Stephen Monismith
Stanford University
Seminar Information
Engineering Building Unit 2 (EBU2)
Room 479 (von Karman-Penner Seminar Room)
Seminar Recording Available: Please contact seminar coordinator, Jake Blair at (j1blair@eng.ucsd.edu)
I will discuss observations of tidally varying wave-forced flows in the reef system on Ofu, American Samoa, a barrier reef and lagoon system that appears “open” at low tide and “closed” at high tide. At high tide, the free surface pressure gradient nearly balances the radiation stress gradient in the depth-integrated momentum equation. At depth, there is an imbalance between these two forces, generating an undertow and flows that turn alongshore and, for some of the time, offshore, behavior similar to rip currents observed on beaches. At low tides, the wave forcing drives purely onshore flows. In general, wave transport (including assumed roller behavior) is important to determining the total net transport. In both cases, the vertical structure of this flow can be predicted with some accuracy using the surf-zone model of Svendsen, albeit with an eddy viscosity that is proportional to the rms wave velocity. While the dynamically closed nature of the lagoon mostly suppresses cross-reef transport, there is always some flow through the lagoon, with the strongest flows occurring at high tides and when the wave forcing is strongest.
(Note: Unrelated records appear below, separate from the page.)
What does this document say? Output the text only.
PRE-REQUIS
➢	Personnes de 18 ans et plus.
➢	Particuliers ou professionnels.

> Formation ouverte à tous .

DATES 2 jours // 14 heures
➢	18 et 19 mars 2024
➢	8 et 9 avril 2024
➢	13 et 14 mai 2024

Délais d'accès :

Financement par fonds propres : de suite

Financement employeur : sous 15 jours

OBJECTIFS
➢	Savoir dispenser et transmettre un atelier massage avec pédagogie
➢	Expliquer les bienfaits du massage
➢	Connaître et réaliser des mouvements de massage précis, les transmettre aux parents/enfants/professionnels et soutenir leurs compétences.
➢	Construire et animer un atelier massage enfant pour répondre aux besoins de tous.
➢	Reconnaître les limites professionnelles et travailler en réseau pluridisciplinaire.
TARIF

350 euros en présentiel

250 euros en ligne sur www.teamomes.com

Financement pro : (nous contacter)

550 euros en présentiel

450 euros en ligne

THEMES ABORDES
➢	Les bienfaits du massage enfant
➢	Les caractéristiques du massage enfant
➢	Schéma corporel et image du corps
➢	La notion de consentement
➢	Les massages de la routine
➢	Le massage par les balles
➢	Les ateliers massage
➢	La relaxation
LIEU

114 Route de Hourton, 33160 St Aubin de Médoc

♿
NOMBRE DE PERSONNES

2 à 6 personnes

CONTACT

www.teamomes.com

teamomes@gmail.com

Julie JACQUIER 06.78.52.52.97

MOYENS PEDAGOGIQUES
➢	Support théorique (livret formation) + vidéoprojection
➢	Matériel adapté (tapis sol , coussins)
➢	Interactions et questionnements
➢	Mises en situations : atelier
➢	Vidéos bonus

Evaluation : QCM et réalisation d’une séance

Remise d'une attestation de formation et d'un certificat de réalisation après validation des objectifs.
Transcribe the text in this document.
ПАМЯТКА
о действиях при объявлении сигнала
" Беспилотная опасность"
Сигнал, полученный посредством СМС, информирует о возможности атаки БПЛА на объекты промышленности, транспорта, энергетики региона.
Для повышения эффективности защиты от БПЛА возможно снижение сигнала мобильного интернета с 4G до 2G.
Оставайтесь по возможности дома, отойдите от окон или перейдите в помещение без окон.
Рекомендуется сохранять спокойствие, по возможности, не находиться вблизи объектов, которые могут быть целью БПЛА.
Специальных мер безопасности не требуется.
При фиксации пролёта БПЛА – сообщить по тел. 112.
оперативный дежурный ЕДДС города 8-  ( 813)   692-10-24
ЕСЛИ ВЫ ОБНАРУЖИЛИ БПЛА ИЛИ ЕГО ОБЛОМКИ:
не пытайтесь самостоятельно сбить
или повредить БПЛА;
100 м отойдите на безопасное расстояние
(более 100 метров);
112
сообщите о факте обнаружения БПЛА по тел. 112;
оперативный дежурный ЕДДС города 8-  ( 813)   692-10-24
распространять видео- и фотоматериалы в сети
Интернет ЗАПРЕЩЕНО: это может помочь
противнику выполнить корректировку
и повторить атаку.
Bay Area native Stephen Monismith, the Obayashi Professor in the School of Engineering at Stanford University, received all his degrees (in Civil Engineering ) from UC Berkeley. Following completion of his thesis, he did a postdoc in Western Australia. He has been at Stanford in the Dept of Civil and Environmental Engineering since 1987, and was department chair between 2009 and 2016. He uses field, lab, and computational methods to look at flows with waves and stratification in lakes, estuaries and the nearshore coastal ocean, focusing on mixing and transport processes that are central to ecology, biogeochemistry and environmental management. Through his work on estuarine dynamics, he has been active in San Francisco Bay-Delta issues, including helping to develop the scientific underpinnings of freshwater flow regulations. In recent years, much of his efforts (and travel) have focused on the physics of coral reef flows, with fieldwork and modeling carried out on reefs in the Red Sea, and in nearshore waters of Hawaii, Moorea, Palmyra Atoll, American Samoa, and Palau. He has parallel interests studying the inner shelf flows found near and inside the kelp forests of California. He is a fellow of the American Physical Society and was elected to the National Academy of Engineering in 2022.